Usually, the broker business is primarily a relationship-based business and is generally conducted face-to-face.

However due to lockdown regulations, things have been difficult for the intermediated industry and it has seen a significant reduction in sales and quotes.

Read: Driving down your insurance premiums

“However, brokers have been adapting very well to the changes and opportunities,” Abraham says.

He adds that Old Mutual Insure has been using digital platforms to engage with brokers to bridge the communication gap, and has seen brokers adopting and using these quite actively.

Covid-19 impact differs

According to a report by Deloitte, the impact on general insurers will vary depending on the products and types of coverage they offer.

It says the pandemic has taken a toll on new premiums in certain product areas – such as travel, events, and trade credit insurance – and losses from this type of business may become significant. Other lines of business, such as motor and home, have however remained relatively stable.

“In some notable cases, general insurers have offered credits and rebates to policyholders due to [the lockdown] restrictions. Operationally, general insurers have responded relatively well in the initial phase of the crisis with most workforces working remotely,” the report states.

It says there were challenges with contact centre operations and third-party provider services, but “these issues have not been across-the-board”.

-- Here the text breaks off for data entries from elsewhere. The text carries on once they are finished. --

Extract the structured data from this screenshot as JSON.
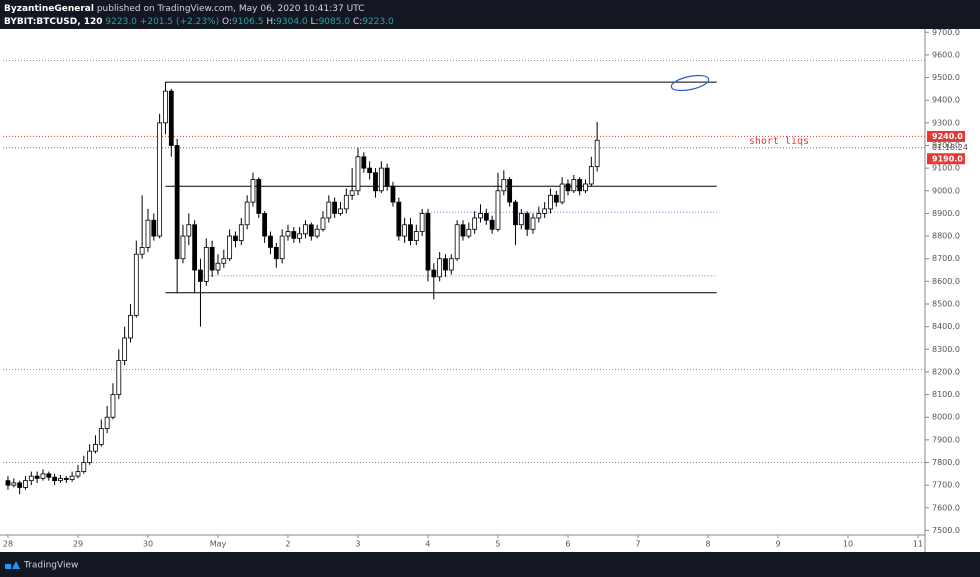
{
  "header": {
    "author": "ByzantineGeneral",
    "published": "published on TradingView.com, May 06, 2020 10:41:37 UTC",
    "symbol": "BYBIT:BTCUSD, 120",
    "last": "9223.0",
    "change": "+201.5 (+2.23%)",
    "ohlc": [
      [
        "O:",
        "9106.5"
      ],
      [
        "H:",
        "9304.0"
      ],
      [
        "L:",
        "9085.0"
      ],
      [
        "C:",
        "9223.0"
      ]
    ]
  },
  "footer": {
    "brand": "TradingView"
  },
  "chart_data": {
    "type": "candlestick",
    "up_color": "#ffffff",
    "down_color": "#000000",
    "border_color": "#000000",
    "grid": false,
    "x": [
      0,
      2,
      4,
      6,
      8,
      10,
      12,
      14,
      16,
      18,
      20,
      22,
      24,
      26,
      28,
      30,
      32,
      34,
      36,
      38,
      40,
      42,
      44,
      46,
      48,
      50,
      52,
      54,
      56,
      58,
      60,
      62,
      64,
      66,
      68,
      70,
      72,
      74,
      76,
      78,
      80,
      82,
      84,
      86,
      88,
      90,
      92,
      94,
      96,
      98,
      100,
      102,
      104,
      106,
      108,
      110,
      112,
      114,
      116,
      118,
      120,
      122,
      124,
      126,
      128,
      130,
      132,
      134,
      136,
      138,
      140,
      142,
      144,
      146,
      148,
      150,
      152,
      154,
      156,
      158,
      160,
      162,
      164,
      166,
      168,
      170,
      172,
      174,
      176,
      178,
      180,
      182,
      184,
      186,
      188,
      190,
      192,
      194,
      196,
      198,
      200,
      202
    ],
    "open": [
      7720,
      7700,
      7710,
      7690,
      7720,
      7740,
      7730,
      7750,
      7735,
      7720,
      7730,
      7725,
      7740,
      7760,
      7800,
      7850,
      7880,
      7950,
      8000,
      8100,
      8250,
      8350,
      8450,
      8720,
      8750,
      8870,
      8800,
      9300,
      9440,
      9200,
      8700,
      8800,
      8850,
      8650,
      8600,
      8750,
      8650,
      8680,
      8700,
      8800,
      8780,
      8850,
      8950,
      9050,
      8900,
      8800,
      8750,
      8700,
      8800,
      8820,
      8790,
      8810,
      8850,
      8800,
      8830,
      8880,
      8950,
      8900,
      8920,
      8980,
      9000,
      9150,
      9100,
      9080,
      9000,
      9100,
      9020,
      8950,
      8800,
      8850,
      8780,
      8820,
      8900,
      8650,
      8620,
      8700,
      8650,
      8700,
      8850,
      8800,
      8830,
      8880,
      8900,
      8870,
      8830,
      9000,
      9050,
      8950,
      8850,
      8900,
      8830,
      8880,
      8900,
      8920,
      8980,
      8950,
      9030,
      9000,
      9050,
      9000,
      9030,
      9106.5
    ],
    "high": [
      7740,
      7730,
      7720,
      7740,
      7760,
      7760,
      7770,
      7760,
      7750,
      7745,
      7740,
      7760,
      7790,
      7830,
      7880,
      7920,
      7990,
      8050,
      8150,
      8300,
      8400,
      8500,
      8780,
      8980,
      8920,
      8900,
      9340,
      9480,
      9450,
      9230,
      8850,
      8900,
      8870,
      8700,
      8790,
      8780,
      8720,
      8740,
      8830,
      8820,
      8880,
      8980,
      9080,
      9060,
      8910,
      8820,
      8770,
      8830,
      8850,
      8840,
      8840,
      8870,
      8860,
      8850,
      8910,
      8980,
      8970,
      8950,
      9010,
      9100,
      9190,
      9170,
      9130,
      9100,
      9130,
      9120,
      9040,
      8970,
      8880,
      8880,
      8850,
      8920,
      8920,
      8680,
      8730,
      8720,
      8720,
      8870,
      8870,
      8860,
      8910,
      8940,
      8920,
      8890,
      9080,
      9090,
      9060,
      8960,
      8920,
      8910,
      8900,
      8930,
      8950,
      9010,
      9000,
      9060,
      9050,
      9070,
      9060,
      9050,
      9150,
      9304
    ],
    "low": [
      7680,
      7690,
      7660,
      7680,
      7700,
      7710,
      7720,
      7720,
      7700,
      7710,
      7710,
      7715,
      7730,
      7750,
      7790,
      7840,
      7870,
      7930,
      7990,
      8080,
      8230,
      8330,
      8440,
      8700,
      8730,
      8780,
      8790,
      9250,
      9150,
      8550,
      8680,
      8760,
      8550,
      8400,
      8580,
      8620,
      8630,
      8660,
      8690,
      8750,
      8760,
      8830,
      8930,
      8880,
      8770,
      8720,
      8660,
      8680,
      8780,
      8770,
      8770,
      8790,
      8780,
      8790,
      8820,
      8860,
      8880,
      8890,
      8900,
      8960,
      8980,
      9080,
      9050,
      8970,
      8990,
      9000,
      8930,
      8780,
      8770,
      8760,
      8760,
      8800,
      8600,
      8520,
      8600,
      8620,
      8630,
      8690,
      8780,
      8790,
      8810,
      8860,
      8850,
      8810,
      8820,
      8980,
      8930,
      8760,
      8830,
      8800,
      8810,
      8860,
      8880,
      8900,
      8930,
      8940,
      8980,
      8990,
      8980,
      8990,
      9020,
      9085
    ],
    "close": [
      7700,
      7710,
      7690,
      7720,
      7740,
      7730,
      7750,
      7735,
      7720,
      7730,
      7725,
      7740,
      7760,
      7800,
      7850,
      7880,
      7950,
      8000,
      8100,
      8250,
      8350,
      8450,
      8720,
      8750,
      8870,
      8800,
      9300,
      9440,
      9200,
      8700,
      8800,
      8850,
      8650,
      8600,
      8750,
      8650,
      8680,
      8700,
      8800,
      8780,
      8850,
      8950,
      9050,
      8900,
      8800,
      8750,
      8700,
      8800,
      8820,
      8790,
      8810,
      8850,
      8800,
      8830,
      8880,
      8950,
      8900,
      8920,
      8980,
      9000,
      9150,
      9100,
      9080,
      9000,
      9100,
      9020,
      8950,
      8800,
      8850,
      8780,
      8820,
      8900,
      8650,
      8620,
      8700,
      8650,
      8700,
      8850,
      8800,
      8830,
      8880,
      8900,
      8870,
      8830,
      9000,
      9050,
      8950,
      8850,
      8900,
      8830,
      8880,
      8900,
      8920,
      8980,
      8950,
      9030,
      9000,
      9050,
      9000,
      9030,
      9106.5,
      9223
    ],
    "xlim": [
      -1.7,
      314.4
    ],
    "xticks": [
      {
        "value": 0,
        "label": "28"
      },
      {
        "value": 24,
        "label": "29"
      },
      {
        "value": 48,
        "label": "30"
      },
      {
        "value": 72,
        "label": "May"
      },
      {
        "value": 96,
        "label": "2"
      },
      {
        "value": 120,
        "label": "3"
      },
      {
        "value": 144,
        "label": "4"
      },
      {
        "value": 168,
        "label": "5"
      },
      {
        "value": 192,
        "label": "6"
      },
      {
        "value": 216,
        "label": "7"
      },
      {
        "value": 240,
        "label": "8"
      },
      {
        "value": 264,
        "label": "9"
      },
      {
        "value": 288,
        "label": "10"
      },
      {
        "value": 312,
        "label": "11"
      }
    ],
    "ylim": [
      7480,
      9710
    ],
    "yticks": [
      {
        "value": 7500,
        "label": "7500.0"
      },
      {
        "value": 7600,
        "label": "7600.0"
      },
      {
        "value": 7700,
        "label": "7700.0"
      },
      {
        "value": 7800,
        "label": "7800.0"
      },
      {
        "value": 7900,
        "label": "7900.0"
      },
      {
        "value": 8000,
        "label": "8000.0"
      },
      {
        "value": 8100,
        "label": "8100.0"
      },
      {
        "value": 8200,
        "label": "8200.0"
      },
      {
        "value": 8300,
        "label": "8300.0"
      },
      {
        "value": 8400,
        "label": "8400.0"
      },
      {
        "value": 8500,
        "label": "8500.0"
      },
      {
        "value": 8600,
        "label": "8600.0"
      },
      {
        "value": 8700,
        "label": "8700.0"
      },
      {
        "value": 8800,
        "label": "8800.0"
      },
      {
        "value": 8900,
        "label": "8900.0"
      },
      {
        "value": 9000,
        "label": "9000.0"
      },
      {
        "value": 9100,
        "label": "9100.0"
      },
      {
        "value": 9200,
        "label": "9200.0"
      },
      {
        "value": 9300,
        "label": "9300.0"
      },
      {
        "value": 9400,
        "label": "9400.0"
      },
      {
        "value": 9500,
        "label": "9500.0"
      },
      {
        "value": 9600,
        "label": "9600.0"
      },
      {
        "value": 9700,
        "label": "9700.0"
      }
    ],
    "levels": [
      {
        "value": 9575,
        "color": "#888888",
        "style": "dotted"
      },
      {
        "value": 9480,
        "color": "#000000",
        "style": "solid",
        "from": 54,
        "to": 243
      },
      {
        "value": 9240,
        "color": "#e53935",
        "style": "dotted"
      },
      {
        "value": 9190,
        "color": "#e53935",
        "style": "dotted"
      },
      {
        "value": 9020,
        "color": "#000000",
        "style": "solid",
        "from": 54,
        "to": 243
      },
      {
        "value": 8905,
        "color": "#5b7fd6",
        "style": "dotted",
        "from": 141,
        "to": 243
      },
      {
        "value": 8625,
        "color": "#5b7fd6",
        "style": "dotted",
        "from": 66,
        "to": 243
      },
      {
        "value": 8550,
        "color": "#000000",
        "style": "solid",
        "from": 54,
        "to": 243
      },
      {
        "value": 8210,
        "color": "#888888",
        "style": "dotted"
      },
      {
        "value": 7800,
        "color": "#888888",
        "style": "dotted"
      }
    ],
    "price_labels": [
      {
        "value": 9240,
        "label": "9240.0",
        "color": "#e53935"
      },
      {
        "value": 9190,
        "label": "9190.0",
        "color": "#e53935"
      }
    ],
    "countdown": "01:18:24",
    "annotations": [
      {
        "text": "short liqs",
        "x": 254,
        "y": 9220,
        "color": "#e53935"
      }
    ]
  }
}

“Those insurers that had developed digital capability have been in a better position to respond to customer and intermediary self-service and engagement needs.”

Deloitte says that from an investment perspective, the volatility in financial markets has not yet had a pronounced impact on general insurers, with government bonds having been relatively unaffected by the crisis.

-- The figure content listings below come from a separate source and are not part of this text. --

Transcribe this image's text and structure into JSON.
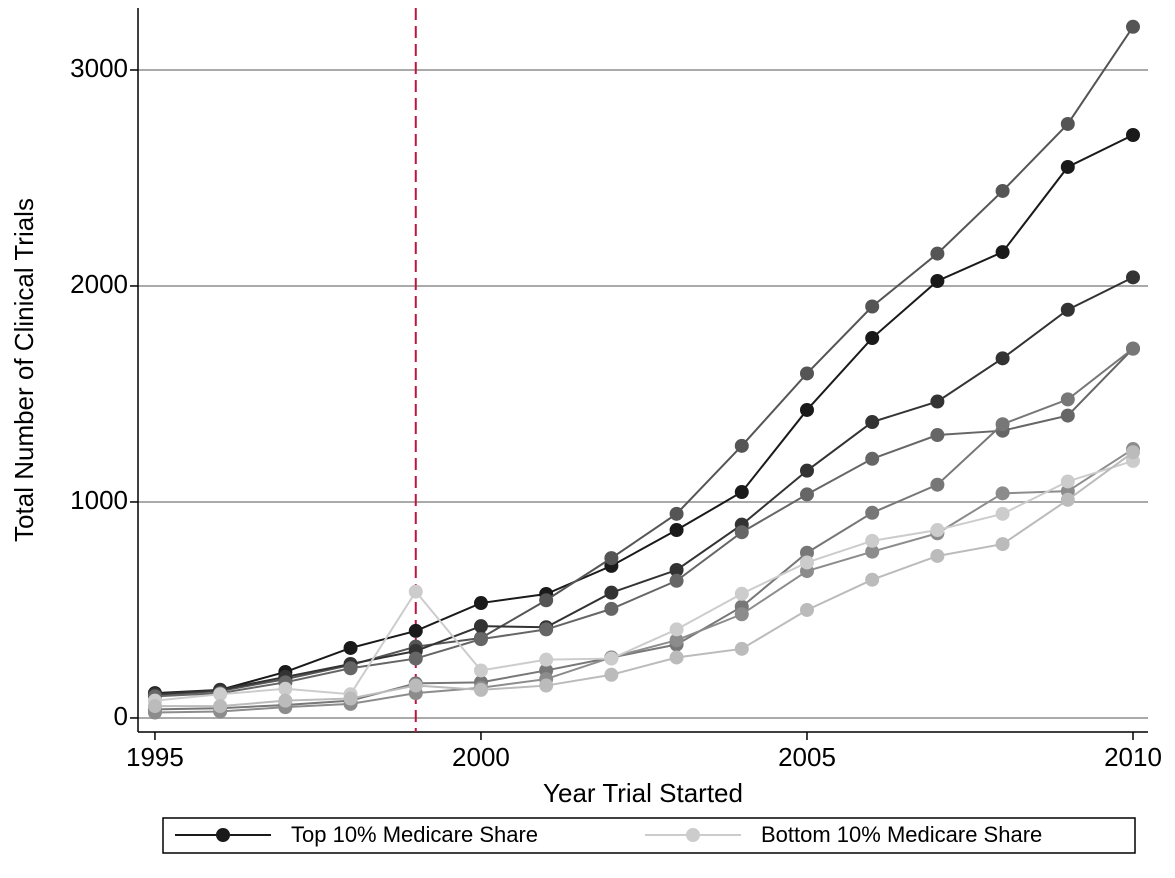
{
  "chart_data": {
    "type": "line",
    "x_label": "Year Trial Started",
    "y_label": "Total Number of Clinical Trials",
    "x": [
      1995,
      1996,
      1997,
      1998,
      1999,
      2000,
      2001,
      2002,
      2003,
      2004,
      2005,
      2006,
      2007,
      2008,
      2009,
      2010
    ],
    "series": [
      {
        "name": "Top 10% Medicare Share",
        "color": "#1a1a1a",
        "values": [
          115,
          130,
          213,
          324,
          403,
          532,
          574,
          704,
          870,
          1046,
          1426,
          1759,
          2023,
          2157,
          2551,
          2699
        ]
      },
      {
        "color": "#555555",
        "values": [
          105,
          125,
          180,
          245,
          330,
          370,
          545,
          740,
          945,
          1260,
          1595,
          1905,
          2150,
          2440,
          2750,
          3200
        ]
      },
      {
        "color": "#333333",
        "values": [
          110,
          130,
          190,
          250,
          310,
          425,
          420,
          580,
          685,
          895,
          1145,
          1370,
          1465,
          1665,
          1890,
          2040
        ]
      },
      {
        "color": "#666666",
        "values": [
          100,
          115,
          165,
          230,
          275,
          365,
          410,
          505,
          635,
          860,
          1035,
          1200,
          1310,
          1330,
          1400,
          1710
        ]
      },
      {
        "color": "#777777",
        "values": [
          40,
          45,
          60,
          80,
          160,
          165,
          220,
          280,
          340,
          515,
          765,
          950,
          1080,
          1360,
          1475,
          1710
        ]
      },
      {
        "color": "#8c8c8c",
        "values": [
          25,
          30,
          50,
          65,
          115,
          140,
          180,
          280,
          360,
          480,
          680,
          770,
          855,
          1040,
          1050,
          1245
        ]
      },
      {
        "name": "Bottom 10% Medicare Share",
        "color": "#cccccc",
        "values": [
          80,
          110,
          135,
          110,
          585,
          220,
          270,
          275,
          410,
          575,
          720,
          820,
          870,
          945,
          1095,
          1190
        ]
      },
      {
        "color": "#bbbbbb",
        "values": [
          55,
          55,
          80,
          90,
          150,
          130,
          150,
          200,
          280,
          320,
          500,
          640,
          750,
          805,
          1010,
          1230
        ]
      }
    ],
    "xlim": [
      1994.74,
      2010.23
    ],
    "xticks": [
      1995,
      2000,
      2005,
      2010
    ],
    "ylim": [
      -65,
      3287
    ],
    "yticks": [
      0,
      1000,
      2000,
      3000
    ],
    "grid": true,
    "vline": {
      "x": 1999,
      "color": "#c0143c"
    },
    "legend": "bottom"
  }
}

“Operationally, life and pension insurers, similar to general insurance companies, have managed well with the initial crisis.

“However, with self-isolation rules in place, digital capability is becoming increasingly important due to the nature of life and pension products and dependency on agents and other intermediaries,” Deloitte states.

New trends

In 2019, Deloitte identified several trends that were to define insurance in 2020 and beyond such as:

  • Changing customer behaviour

Customers’ needs, knowledge and expectations towards the insurance industry have expanded considerably in the past decade. In an age of immediacy, constant change and overwhelming choice where loyalty is no longer a given, the industry has to extend beyond its core products and services if it is to retain its customer base.

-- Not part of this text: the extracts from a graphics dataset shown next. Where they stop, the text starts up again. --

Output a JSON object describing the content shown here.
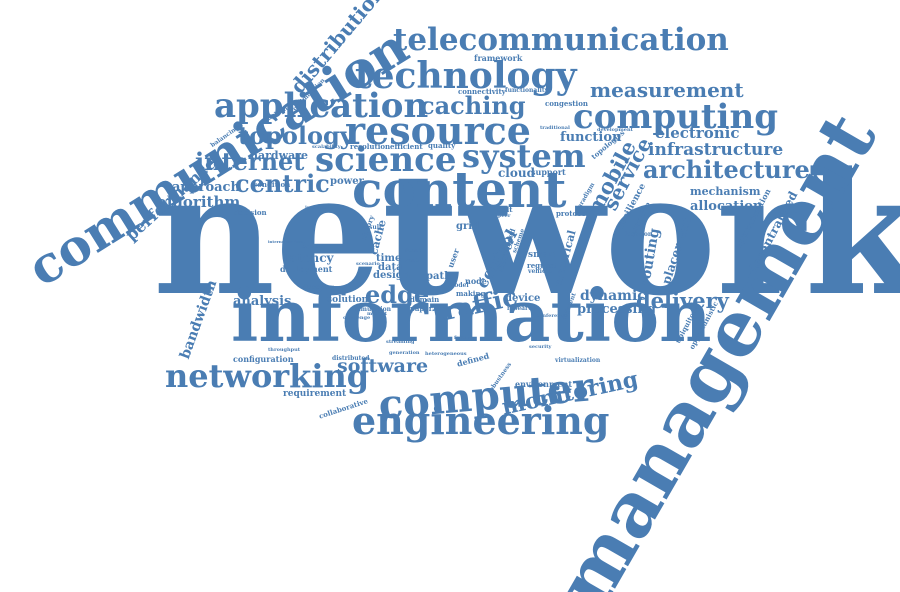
{
  "colors": {
    "word": "#4a7db3",
    "background": "#ffffff"
  },
  "words": [
    {
      "key": "network",
      "text": "network"
    },
    {
      "key": "information",
      "text": "information"
    },
    {
      "key": "management",
      "text": "management"
    },
    {
      "key": "communication",
      "text": "communication"
    },
    {
      "key": "content",
      "text": "content"
    },
    {
      "key": "computer",
      "text": "computer"
    },
    {
      "key": "engineering",
      "text": "engineering"
    },
    {
      "key": "networking",
      "text": "networking"
    },
    {
      "key": "telecommunication",
      "text": "telecommunication"
    },
    {
      "key": "technology",
      "text": "technology"
    },
    {
      "key": "application",
      "text": "application"
    },
    {
      "key": "resource",
      "text": "resource"
    },
    {
      "key": "computing",
      "text": "computing"
    },
    {
      "key": "caching",
      "text": "caching"
    },
    {
      "key": "system",
      "text": "system"
    },
    {
      "key": "science",
      "text": "science"
    },
    {
      "key": "internet",
      "text": "internet"
    },
    {
      "key": "topology",
      "text": "topology"
    },
    {
      "key": "centric",
      "text": "centric"
    },
    {
      "key": "architecture",
      "text": "architecture"
    },
    {
      "key": "infrastructure",
      "text": "infrastructure"
    },
    {
      "key": "measurement",
      "text": "measurement"
    },
    {
      "key": "traffic",
      "text": "traffic"
    },
    {
      "key": "edge",
      "text": "edge"
    },
    {
      "key": "monitoring",
      "text": "monitoring"
    },
    {
      "key": "delivery",
      "text": "delivery"
    },
    {
      "key": "software",
      "text": "software"
    },
    {
      "key": "distribution",
      "text": "distribution"
    },
    {
      "key": "performance",
      "text": "performance"
    },
    {
      "key": "algorithm",
      "text": "algorithm"
    },
    {
      "key": "approach",
      "text": "approach"
    },
    {
      "key": "hardware",
      "text": "hardware"
    },
    {
      "key": "electronic",
      "text": "electronic"
    },
    {
      "key": "function",
      "text": "function"
    },
    {
      "key": "mobile",
      "text": "mobile"
    },
    {
      "key": "service",
      "text": "service"
    },
    {
      "key": "control",
      "text": "control"
    },
    {
      "key": "routing",
      "text": "routing"
    },
    {
      "key": "placement",
      "text": "placement"
    },
    {
      "key": "dynamic",
      "text": "dynamic"
    },
    {
      "key": "processing",
      "text": "processing"
    },
    {
      "key": "allocation",
      "text": "allocation"
    },
    {
      "key": "mechanism",
      "text": "mechanism"
    },
    {
      "key": "decentralized",
      "text": "decentralized"
    },
    {
      "key": "bandwidth",
      "text": "bandwidth"
    },
    {
      "key": "analysis",
      "text": "analysis"
    },
    {
      "key": "latency",
      "text": "latency"
    },
    {
      "key": "deployment",
      "text": "deployment"
    },
    {
      "key": "configuration",
      "text": "configuration"
    },
    {
      "key": "requirement",
      "text": "requirement"
    },
    {
      "key": "collaborative",
      "text": "collaborative"
    },
    {
      "key": "environment",
      "text": "environment"
    },
    {
      "key": "cloud",
      "text": "cloud"
    },
    {
      "key": "power",
      "text": "power"
    },
    {
      "key": "support",
      "text": "support"
    },
    {
      "key": "quality",
      "text": "quality"
    },
    {
      "key": "resolution",
      "text": "resolution"
    },
    {
      "key": "efficient",
      "text": "efficient"
    },
    {
      "key": "condition",
      "text": "condition"
    },
    {
      "key": "decision",
      "text": "decision"
    },
    {
      "key": "framework",
      "text": "framework"
    },
    {
      "key": "connectivity",
      "text": "connectivity"
    },
    {
      "key": "functionality",
      "text": "functionality"
    },
    {
      "key": "congestion",
      "text": "congestion"
    },
    {
      "key": "development",
      "text": "development"
    },
    {
      "key": "optimization",
      "text": "optimization"
    },
    {
      "key": "complexity",
      "text": "complexity"
    },
    {
      "key": "balancing",
      "text": "balancing"
    },
    {
      "key": "scalability",
      "text": "scalability"
    },
    {
      "key": "design",
      "text": "design"
    },
    {
      "key": "time",
      "text": "time"
    },
    {
      "key": "data",
      "text": "data"
    },
    {
      "key": "cache",
      "text": "cache"
    },
    {
      "key": "path",
      "text": "path"
    },
    {
      "key": "grid",
      "text": "grid"
    },
    {
      "key": "user",
      "text": "user"
    },
    {
      "key": "server",
      "text": "server"
    },
    {
      "key": "smart",
      "text": "smart"
    },
    {
      "key": "vehicle",
      "text": "vehicle"
    },
    {
      "key": "electrical",
      "text": "electrical"
    },
    {
      "key": "device",
      "text": "device"
    },
    {
      "key": "research",
      "text": "research"
    },
    {
      "key": "solution",
      "text": "solution"
    },
    {
      "key": "simulation",
      "text": "simulation"
    },
    {
      "key": "domain",
      "text": "domain"
    },
    {
      "key": "paper",
      "text": "paper"
    },
    {
      "key": "model",
      "text": "model"
    },
    {
      "key": "distributed",
      "text": "distributed"
    },
    {
      "key": "defined",
      "text": "defined"
    },
    {
      "key": "virtualization",
      "text": "virtualization"
    },
    {
      "key": "ubiquitous",
      "text": "ubiquitous"
    },
    {
      "key": "opportunistic",
      "text": "opportunistic"
    },
    {
      "key": "approximation",
      "text": "approximation"
    },
    {
      "key": "resilience",
      "text": "resilience"
    },
    {
      "key": "adaptive",
      "text": "adaptive"
    },
    {
      "key": "topologies",
      "text": "topologies"
    },
    {
      "key": "paradigm",
      "text": "paradigm"
    },
    {
      "key": "protocol",
      "text": "protocol"
    },
    {
      "key": "location",
      "text": "location"
    },
    {
      "key": "discovery",
      "text": "discovery"
    },
    {
      "key": "market",
      "text": "market"
    },
    {
      "key": "scheme",
      "text": "scheme"
    },
    {
      "key": "based",
      "text": "based"
    },
    {
      "key": "request",
      "text": "request"
    },
    {
      "key": "conference",
      "text": "conference"
    },
    {
      "key": "robustness",
      "text": "robustness"
    },
    {
      "key": "streaming",
      "text": "streaming"
    },
    {
      "key": "generation",
      "text": "generation"
    },
    {
      "key": "challenge",
      "text": "challenge"
    },
    {
      "key": "heterogeneous",
      "text": "heterogeneous"
    },
    {
      "key": "node",
      "text": "node"
    },
    {
      "key": "theory",
      "text": "theory"
    },
    {
      "key": "different",
      "text": "different"
    },
    {
      "key": "failure",
      "text": "failure"
    },
    {
      "key": "making",
      "text": "making"
    },
    {
      "key": "fault",
      "text": "fault"
    },
    {
      "key": "peer",
      "text": "peer"
    },
    {
      "key": "scenario",
      "text": "scenario"
    },
    {
      "key": "rate",
      "text": "rate"
    },
    {
      "key": "state",
      "text": "state"
    },
    {
      "key": "capacity",
      "text": "capacity"
    },
    {
      "key": "throughput",
      "text": "throughput"
    },
    {
      "key": "security",
      "text": "security"
    },
    {
      "key": "result",
      "text": "result"
    },
    {
      "key": "traditional",
      "text": "traditional"
    },
    {
      "key": "instance",
      "text": "instance"
    },
    {
      "key": "internetworking",
      "text": "internetworking"
    }
  ]
}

  • Growth through the negotiating table

In a highly competitive environment, many executives acknowledge that organic growth may not be enough. In 2019, while merger and acquisition (M&A) activity in the US slowed down, globally the pace picked up considerably. The question is how the industry use will M&A, equity partnerships and alliances to drive growth.

  • Digital disruption

While the vast majority of insurer IT spending still goes toward maintaining legacy systems, budgets are starting to shift away from core applications toward analytics, artificial intelligence and other advanced functionality to enable more flexible products and enhanced customer experience.

  • Synthesis challenge

Ultimately, how well insurers resolve the “synthesis challenge” – integrating innovation in technology, talent, and business models into change-resistant legacy environments – may be the biggest success factor for the industry in the decade ahead.

“We believe the Covid-19 crisis will further accelerate a number of these trends across the industry,” says Deloitte.

Customers [and intermediary partners] will expect to engage with insurers in a different way as digital will drive more enhanced customer experience and be less face-to-face based, it adds.

“Customers’ experience over the last months will accelerate their expectations of what products and solutions they need. The stability that existed has changed, and insurance will need to adapt,” it reads.

The firm adds that the coronavirus epidemic will further hasten innovation in the sector and the role of Insurtech solutions in insurer operating models.